The Gillard government’s treasurer, Wayne Swan, has indicated in the <i>Mid-Year Economic and Fiscal Outlook</i> (MYEFO) that there will be a 20 per cent cut in capital expenditure for government agencies with IT projects worth less than $10 million under the knife.
The expenditure cuts are expected to deliver savings of $710 million over three years and will take effect from the financial year of 2012-13 onwards.
“Funding provided under departmental capital budget arrangements is intended to meet the costs associated with the replacement of minor assets valued at $10 million or less,” the Outlook reads.
“Affected agencies will accommodate the reduction in funding by reprioritising the replacement or maintenance of IT systems or by delaying activities such as property, plant and equipment works.”
The Outlook also stated that large capital IT projects over $10 million were not subject to department capital budgeting arrangements.
Ovum Australia research director, Kevin Noonan, said this would still impact government IT in a significant way, particularly asset replacement projects. “This comes on top of IT cost reductions that have already happened through the Gershon review so the cupboard is quite bare in an IT sense for running costs,” he said.
The Gershon review, which was publicly released in October 2009, noted the absence of a whole-of-government strategic plan for data centres could cost taxpayers up to $1 billion over 15 years if a more coordinated approach was not implemented.
Noonan pointed out that there was potential for government agencies to look at productivity improvements such as the Federal Government’s use of Cisco Telepresence video conferencing.
First announced in February 2009 as a joint initiative between Telstra and Cisco, the National Telepresence System (NTS) has achieved travel cost savings for the Federal Government of $12 million.
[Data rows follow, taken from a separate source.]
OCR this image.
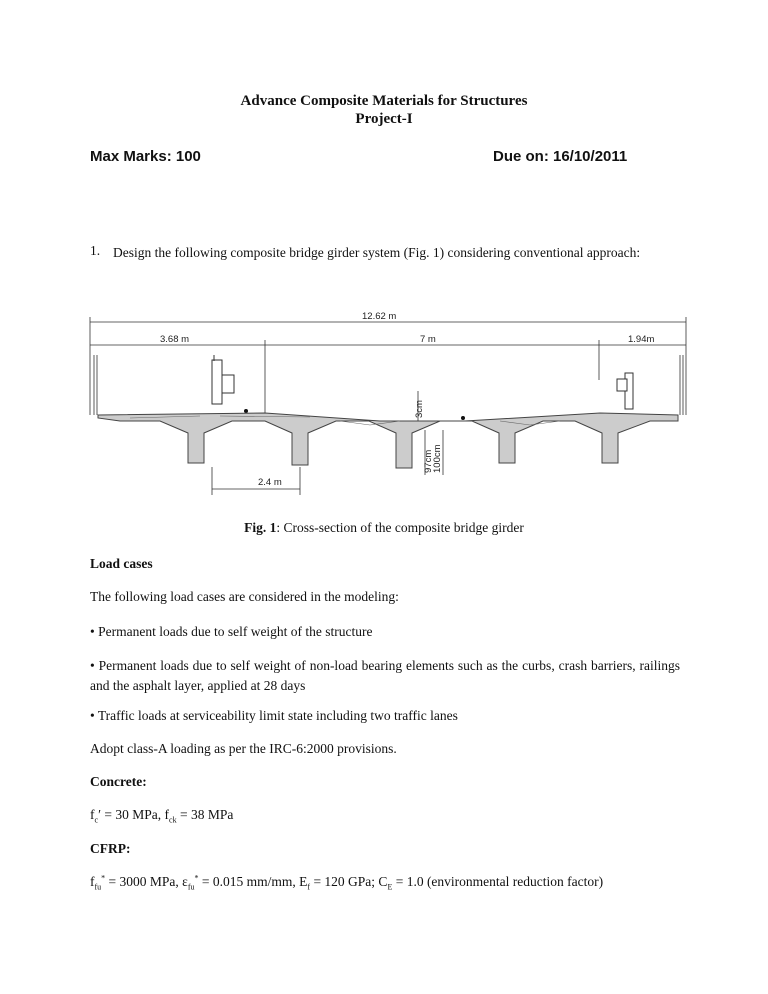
Advance Composite Materials for Structures
Project-I
Max Marks: 100	Due on: 16/10/2011
1. Design the following composite bridge girder system (Fig. 1) considering conventional approach:
12.62 m
3.68 m	7 m	1.94m
3cm
97cm
100cm
2.4 m
Fig. 1: Cross-section of the composite bridge girder
Load cases
The following load cases are considered in the modeling:
• Permanent loads due to self weight of the structure
• Permanent loads due to self weight of non-load bearing elements such as the curbs, crash barriers, railings and the asphalt layer, applied at 28 days
• Traffic loads at serviceability limit state including two traffic lanes
Adopt class-A loading as per the IRC-6:2000 provisions.
Concrete:
$f_c' = 30$ MPa, $f_{ck} = 38$ MPa
CFRP:
$f_{fu}^* = 3000$ MPa, $\varepsilon_{fu}^* = 0.015$ mm/mm, $E_f = 120$ GPa; $C_E = 1.0$ (environmental reduction factor)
Noonan said IT contractors and consultants would be affected while IT projects under $10 million would need to take their share of the costs. “There will be some room for investing in IT innovation, however, it will need to be in projects where a track record of making savings has been demonstrated such as the NTS,” he said.
He added that one positive outcome would be no more IT “budget blow outs” experienced at a state level such as the Victorian government’s MyKi public transport ticketing system and HealthSMART e-health intiatives.
According to Victorian Ombudsman, George Brouwer, taxpayers in the state were left with a $1.44 billion bill because of these failed projects.
Noonan said the Outlook “will focus government agencies down to smaller projects that are tightly focused on outcomes.”